Collectively, airlines spent 96% of their available cash, also known as free cash flow, on stock buybacks. American Airlines takes the cake; the company bought $12 billion in shares of its stock, even though they had negative cash flow.
Don’t get me wrong. Corporate buybacks can be a legitimate strategy. Full disclosure - I’ve managed buyback programs for some of the largest companies in the S&P 500.
So here’s a pro tip: when you hear that buybacks are a way of ‘returning money to shareholders,’ understand that CEOs are shareholders, and a large part of their compensation is in company shares. And buybacks can help CEOs engage in a ton of legal self-dealing.
Here’s how it works. Between 2014–2019, CEOs of Delta, American, United, and Southwest received $430 million in stock-based compensation, in addition to salary and other benefits.
From 2015–2016, as American Airlines bought around $12 billion of its shares, the company’s CEO, Doug Parker, sold between $4 million and $11 million shares a month. In total, he’s reaped over $150 million through his sale of American Airlines stock.
I’m not against companies or their management making money. But thanks to Wall Street, the airline industry is as financialized as the housing market. The result is a perverse incentive for CEO behavior that isn’t always in a company’s best interest.
I can’t help but recall all the times I’ve heard politicians, especially so-called conservative Republicans, preach ad nauseam about the importance of making responsible choices.
I remember the times they’ve criticized the poorest Americans, telling them to stop buying new iPhones so they can afford better healthcare. For months, they’ve warned us that proposals like Medicare for All and The Green New Deal are the slippery slope to socialism.
But with the coronavirus pandemic and the threat of global economic collapse, all is forgotten. And now instead of Wall Street, it’s the airlines that want Americans to open their collective wallets to save capitalism with socialism.
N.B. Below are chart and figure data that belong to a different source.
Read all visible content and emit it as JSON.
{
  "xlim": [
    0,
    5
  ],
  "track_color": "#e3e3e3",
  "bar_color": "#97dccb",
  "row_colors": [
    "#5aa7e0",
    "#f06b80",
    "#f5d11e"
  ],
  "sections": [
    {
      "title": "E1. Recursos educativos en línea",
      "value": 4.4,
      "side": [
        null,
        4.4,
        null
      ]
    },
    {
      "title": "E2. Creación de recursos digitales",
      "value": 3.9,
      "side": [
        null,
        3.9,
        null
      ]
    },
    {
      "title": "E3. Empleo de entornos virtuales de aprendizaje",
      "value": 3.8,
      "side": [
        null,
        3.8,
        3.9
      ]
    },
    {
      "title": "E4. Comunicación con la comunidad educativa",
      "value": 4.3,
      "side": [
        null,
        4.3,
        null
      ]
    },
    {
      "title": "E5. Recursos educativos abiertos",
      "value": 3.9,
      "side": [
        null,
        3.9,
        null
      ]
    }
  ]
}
But if we as a country decide Southwest or Delta is too big to fail, do we also want to bail out Warren Buffet, who owns about 25% of the big four airlines? The good news is that, since the financial crisis, we’re all a lot wiser.
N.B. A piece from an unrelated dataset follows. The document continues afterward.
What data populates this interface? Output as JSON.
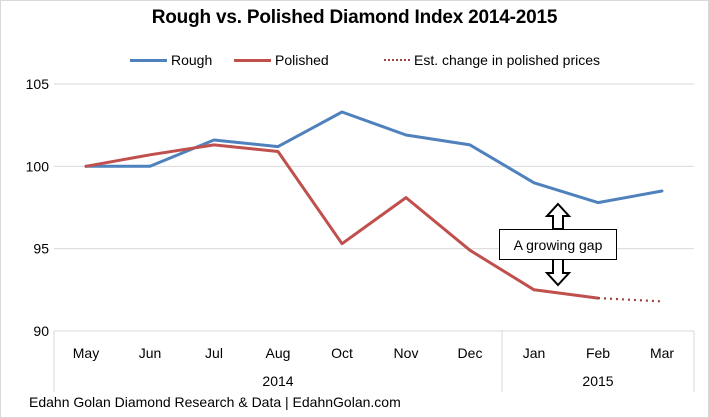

We saw how last time almost no one in corporate America paid for their bad decisions. Now, in a weird alignment of the left and right, even President Trump believes anyone receiving government money should be put on a tight leash.
Perhaps instead of throwing a life raft to corporations in the hopes that they do the right thing, this time, we need to drive a hard bargain, just like Warren Buffet would.
Unlike the last government bailout, we need mandatory compensation caps on senior management. No massive layoffs on the back end.
And as long as the airlines owe America money, no more stock buybacks.